Они воспитывали нас совместно, хотя я никогда это так не воспринимал, в моем представлении они были слишком разные и существовали совершенно раздельно. Но им, вероятно, казалось иначе. Когда мы вечером засыпали, они сидели и беседовали — о соседях, о коллегах, о нас, детях, — или обсуждали политику и книги. Изредка они уезжали без нас куда-нибудь в отпуск: в Лондон, на Рейн или в горы, в таких случаях мы оставались у бабушек и дедушек. В отношении домашних дел у нас в доме царило большее равноправие, чем в семьях моих товарищей; папа мыл посуду и готовил обед, чего не делал никто из других отцов, вдобавок у нас в семье родители много чего добывали сами и делали домашние заготовки: страшно подумать, сколько рыбы отец выловил на другой стороне острова, сколько сотен литров собранных летом и осенью ягод мы перегоняли на сок, сколько из них наваривали варенья, так что к зиме все полки в подвале были уставлены бутылками и банками, которые переливались там всеми цветами радуги в свете слабенькой лампочки, горевшей под потолком. Малина, ежевика, черника, брусника и морошка, найдя которую папа вскрикивал от восторга. Терн на вино. Кроме того, родители платили за право собирать плоды в садах Трумёйи, оттуда мы получали яблоки, груши и сливы. А еще была вишня из сада дяди Альфа в Кристиансанне и, конечно же, фрукты из сада папиных родителей. Каждый день имел у нас свой распорядок согласно определенному графику: в воскресенье был праздничный обед с десертом, в будни на стол подавалась рыба в различных видах и вариациях.
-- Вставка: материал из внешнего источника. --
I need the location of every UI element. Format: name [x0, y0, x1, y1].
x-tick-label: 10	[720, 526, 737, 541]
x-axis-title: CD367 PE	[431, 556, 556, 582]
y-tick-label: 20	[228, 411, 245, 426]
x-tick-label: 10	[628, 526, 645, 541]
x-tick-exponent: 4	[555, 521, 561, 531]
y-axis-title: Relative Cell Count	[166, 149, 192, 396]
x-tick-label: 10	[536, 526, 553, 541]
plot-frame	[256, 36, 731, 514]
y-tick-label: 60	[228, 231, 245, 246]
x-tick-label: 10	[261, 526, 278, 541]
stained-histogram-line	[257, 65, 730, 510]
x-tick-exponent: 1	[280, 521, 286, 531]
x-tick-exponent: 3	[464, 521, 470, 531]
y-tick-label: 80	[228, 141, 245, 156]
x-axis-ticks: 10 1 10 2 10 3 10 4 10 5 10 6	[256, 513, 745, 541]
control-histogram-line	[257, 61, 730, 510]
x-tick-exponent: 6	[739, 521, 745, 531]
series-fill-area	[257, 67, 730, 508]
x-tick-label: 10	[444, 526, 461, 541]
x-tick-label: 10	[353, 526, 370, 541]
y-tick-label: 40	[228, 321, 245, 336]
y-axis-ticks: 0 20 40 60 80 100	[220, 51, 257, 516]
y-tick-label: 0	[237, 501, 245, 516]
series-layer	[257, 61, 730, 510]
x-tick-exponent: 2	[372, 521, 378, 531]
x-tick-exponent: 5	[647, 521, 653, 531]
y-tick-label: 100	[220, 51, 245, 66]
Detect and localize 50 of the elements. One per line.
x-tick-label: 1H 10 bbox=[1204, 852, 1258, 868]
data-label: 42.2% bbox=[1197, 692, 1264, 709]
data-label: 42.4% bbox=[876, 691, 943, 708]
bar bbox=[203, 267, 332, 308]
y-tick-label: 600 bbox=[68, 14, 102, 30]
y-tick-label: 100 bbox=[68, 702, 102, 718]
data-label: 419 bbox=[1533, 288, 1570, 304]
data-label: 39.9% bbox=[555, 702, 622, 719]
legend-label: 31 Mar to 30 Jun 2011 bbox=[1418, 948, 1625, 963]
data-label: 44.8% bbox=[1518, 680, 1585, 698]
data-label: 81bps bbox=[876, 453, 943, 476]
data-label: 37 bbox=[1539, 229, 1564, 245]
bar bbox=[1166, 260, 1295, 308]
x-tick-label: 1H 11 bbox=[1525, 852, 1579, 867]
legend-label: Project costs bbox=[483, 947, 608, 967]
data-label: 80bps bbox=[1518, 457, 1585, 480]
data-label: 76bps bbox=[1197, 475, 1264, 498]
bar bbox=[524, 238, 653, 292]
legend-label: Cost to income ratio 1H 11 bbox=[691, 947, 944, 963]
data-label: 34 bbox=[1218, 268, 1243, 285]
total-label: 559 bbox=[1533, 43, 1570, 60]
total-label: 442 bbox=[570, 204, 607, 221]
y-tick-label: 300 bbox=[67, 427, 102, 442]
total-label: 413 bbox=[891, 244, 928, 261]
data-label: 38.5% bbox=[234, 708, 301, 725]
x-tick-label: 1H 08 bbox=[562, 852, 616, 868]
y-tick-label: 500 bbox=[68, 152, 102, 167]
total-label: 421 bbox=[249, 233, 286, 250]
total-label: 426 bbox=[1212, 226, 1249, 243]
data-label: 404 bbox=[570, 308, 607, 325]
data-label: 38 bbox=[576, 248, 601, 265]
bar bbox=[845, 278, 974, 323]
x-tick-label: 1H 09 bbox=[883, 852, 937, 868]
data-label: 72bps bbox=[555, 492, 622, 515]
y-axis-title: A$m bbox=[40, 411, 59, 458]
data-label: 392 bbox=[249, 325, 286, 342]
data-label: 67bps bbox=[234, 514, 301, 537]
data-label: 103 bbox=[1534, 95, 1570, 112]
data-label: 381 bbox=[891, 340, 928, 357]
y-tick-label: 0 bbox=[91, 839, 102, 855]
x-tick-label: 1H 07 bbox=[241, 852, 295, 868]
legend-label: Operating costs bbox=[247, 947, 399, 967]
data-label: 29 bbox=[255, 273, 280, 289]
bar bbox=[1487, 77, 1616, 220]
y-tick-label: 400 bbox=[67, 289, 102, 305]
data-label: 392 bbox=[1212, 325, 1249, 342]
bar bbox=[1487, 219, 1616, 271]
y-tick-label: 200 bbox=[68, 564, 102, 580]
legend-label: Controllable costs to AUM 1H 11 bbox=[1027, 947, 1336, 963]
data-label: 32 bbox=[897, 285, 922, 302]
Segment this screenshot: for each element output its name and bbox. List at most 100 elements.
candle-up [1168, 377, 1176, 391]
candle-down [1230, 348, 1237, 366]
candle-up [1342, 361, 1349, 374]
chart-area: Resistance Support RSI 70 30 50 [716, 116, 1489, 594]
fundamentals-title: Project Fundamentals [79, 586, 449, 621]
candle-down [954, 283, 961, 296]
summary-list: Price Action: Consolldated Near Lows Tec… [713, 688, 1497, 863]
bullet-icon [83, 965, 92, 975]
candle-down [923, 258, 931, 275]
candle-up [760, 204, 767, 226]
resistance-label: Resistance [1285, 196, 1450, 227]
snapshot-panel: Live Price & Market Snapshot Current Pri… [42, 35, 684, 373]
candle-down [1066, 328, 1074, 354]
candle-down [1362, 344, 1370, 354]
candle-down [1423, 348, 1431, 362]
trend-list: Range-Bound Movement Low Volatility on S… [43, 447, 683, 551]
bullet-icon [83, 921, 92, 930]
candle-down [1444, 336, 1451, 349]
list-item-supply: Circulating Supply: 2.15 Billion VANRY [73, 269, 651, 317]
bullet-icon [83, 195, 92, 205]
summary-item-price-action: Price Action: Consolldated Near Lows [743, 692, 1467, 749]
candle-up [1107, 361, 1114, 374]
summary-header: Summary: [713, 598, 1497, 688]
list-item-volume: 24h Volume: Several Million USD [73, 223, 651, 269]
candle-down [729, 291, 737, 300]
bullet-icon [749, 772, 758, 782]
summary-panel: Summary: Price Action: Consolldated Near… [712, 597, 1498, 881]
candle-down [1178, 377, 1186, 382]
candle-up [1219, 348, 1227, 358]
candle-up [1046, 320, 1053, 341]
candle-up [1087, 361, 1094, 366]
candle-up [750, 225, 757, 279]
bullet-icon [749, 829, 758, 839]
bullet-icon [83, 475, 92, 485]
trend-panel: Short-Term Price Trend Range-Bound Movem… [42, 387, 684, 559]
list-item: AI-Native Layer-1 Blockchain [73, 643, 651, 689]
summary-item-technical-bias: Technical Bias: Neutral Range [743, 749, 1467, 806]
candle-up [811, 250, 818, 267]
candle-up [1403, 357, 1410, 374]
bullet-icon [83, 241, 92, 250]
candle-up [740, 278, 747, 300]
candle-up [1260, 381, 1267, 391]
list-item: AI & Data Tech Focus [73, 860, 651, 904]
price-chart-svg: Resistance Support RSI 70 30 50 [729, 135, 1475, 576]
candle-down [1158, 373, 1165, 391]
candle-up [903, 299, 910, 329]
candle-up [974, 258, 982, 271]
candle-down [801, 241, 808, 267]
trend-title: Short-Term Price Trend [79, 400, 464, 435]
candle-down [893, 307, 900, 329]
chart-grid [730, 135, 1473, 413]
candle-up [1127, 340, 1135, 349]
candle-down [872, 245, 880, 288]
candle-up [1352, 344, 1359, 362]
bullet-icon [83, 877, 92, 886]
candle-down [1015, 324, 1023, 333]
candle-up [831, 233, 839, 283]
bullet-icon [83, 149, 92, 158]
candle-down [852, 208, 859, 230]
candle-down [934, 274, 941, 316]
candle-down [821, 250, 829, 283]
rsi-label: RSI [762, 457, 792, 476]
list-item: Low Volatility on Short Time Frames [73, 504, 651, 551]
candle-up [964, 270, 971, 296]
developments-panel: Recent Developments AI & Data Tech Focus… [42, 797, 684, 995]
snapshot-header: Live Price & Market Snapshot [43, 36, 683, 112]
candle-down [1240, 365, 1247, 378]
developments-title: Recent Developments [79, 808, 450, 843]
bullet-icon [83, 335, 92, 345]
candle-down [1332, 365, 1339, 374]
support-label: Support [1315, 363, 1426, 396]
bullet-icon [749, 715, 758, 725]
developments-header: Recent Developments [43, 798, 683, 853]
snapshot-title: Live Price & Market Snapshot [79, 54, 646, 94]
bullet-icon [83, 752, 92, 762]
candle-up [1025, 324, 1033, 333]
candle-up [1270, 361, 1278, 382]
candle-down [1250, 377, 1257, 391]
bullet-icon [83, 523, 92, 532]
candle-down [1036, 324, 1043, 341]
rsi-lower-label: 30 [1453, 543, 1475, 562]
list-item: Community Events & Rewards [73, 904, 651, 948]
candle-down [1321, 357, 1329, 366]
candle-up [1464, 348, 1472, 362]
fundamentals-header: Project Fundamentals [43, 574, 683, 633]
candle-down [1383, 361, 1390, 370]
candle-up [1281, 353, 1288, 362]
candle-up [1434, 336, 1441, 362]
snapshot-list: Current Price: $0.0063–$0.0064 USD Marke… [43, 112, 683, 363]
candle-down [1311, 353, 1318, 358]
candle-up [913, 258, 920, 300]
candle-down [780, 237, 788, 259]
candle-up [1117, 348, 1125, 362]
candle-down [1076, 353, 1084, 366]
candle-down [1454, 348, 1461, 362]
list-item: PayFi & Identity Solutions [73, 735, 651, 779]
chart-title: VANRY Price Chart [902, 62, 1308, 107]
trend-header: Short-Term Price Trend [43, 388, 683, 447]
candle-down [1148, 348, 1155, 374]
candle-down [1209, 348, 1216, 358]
Отправляясь в школу, мы заранее знали, сколько будет уроков и каких именно, да и вторая половина дня протекала не как попало, тут многое определялось временем года: когда выпадал снег или устанавливался лед, для нас это означало катание на коньках и на лыжах. Когда температура поднималась выше пятнадцати градусов, мы купались, хоть в солнце, хоть в дождь. Единственным непредсказуемым фактором весной и летом, осенью и зимой, во время всего учебного года, пока мы переходили из класса в класс, был папа. Я настолько боялся его, что сейчас при всем желании не могу мысленно воспроизвести это чувство; ничего подобного я потом никогда не испытывал.
Его шаги на лестнице — это он ко мне?
Бешенство в его взгляде. Складка рта, непроизвольно открывающиеся губы. И затем его голос.
Я едва не расплакался прямо сейчас, когда пишу это, услышав его внутренним слухом.
Его ярость накатывала, как морской вал, она проносилась по комнатам и разбивалась об меня, захлестывала, захлестывала и захлестывала, а затем откатывала. После этого спокойствие могло длиться несколько недель, но с таким же успехом гроза могла разразиться хоть через две минуты, хоть через два дня. Без всяких предвещающих признаков. Просто вдруг он возникал передо мной разъяренный, весь кипя от злости. Побьет он меня или нет, не имело при этом значения, не лучше было, если он крутил мое ухо, или стискивал мое плечо, или волок куда-то, чтобы я своими глазами взглянул на то, что я наделал. Я боялся не боли, а его самого: его голоса, его лица, его тела, той ярости, которую оно извергало, — вот чего я боялся, и этот ужасный страх не отпускал меня на протяжении всего детства.
После таких столкновений с ним я мечтал умереть. Одной из самых ярких и утешительных фантазий моего детства было то, что я умер. Он же сам этого добивался! Вот и пускай теперь хорошенько подумает, что он наделал. Сам пожалеет, да уже поздно. Ох, как он тогда обо всем пожалеет! Я так и видел, как он стоит, ломая в отчаянии руки и обратив лицо к небесам над моим гробом, где я лежу такой маленький, с торчащими передними зубами, и уже никогда не научусь произносить «р».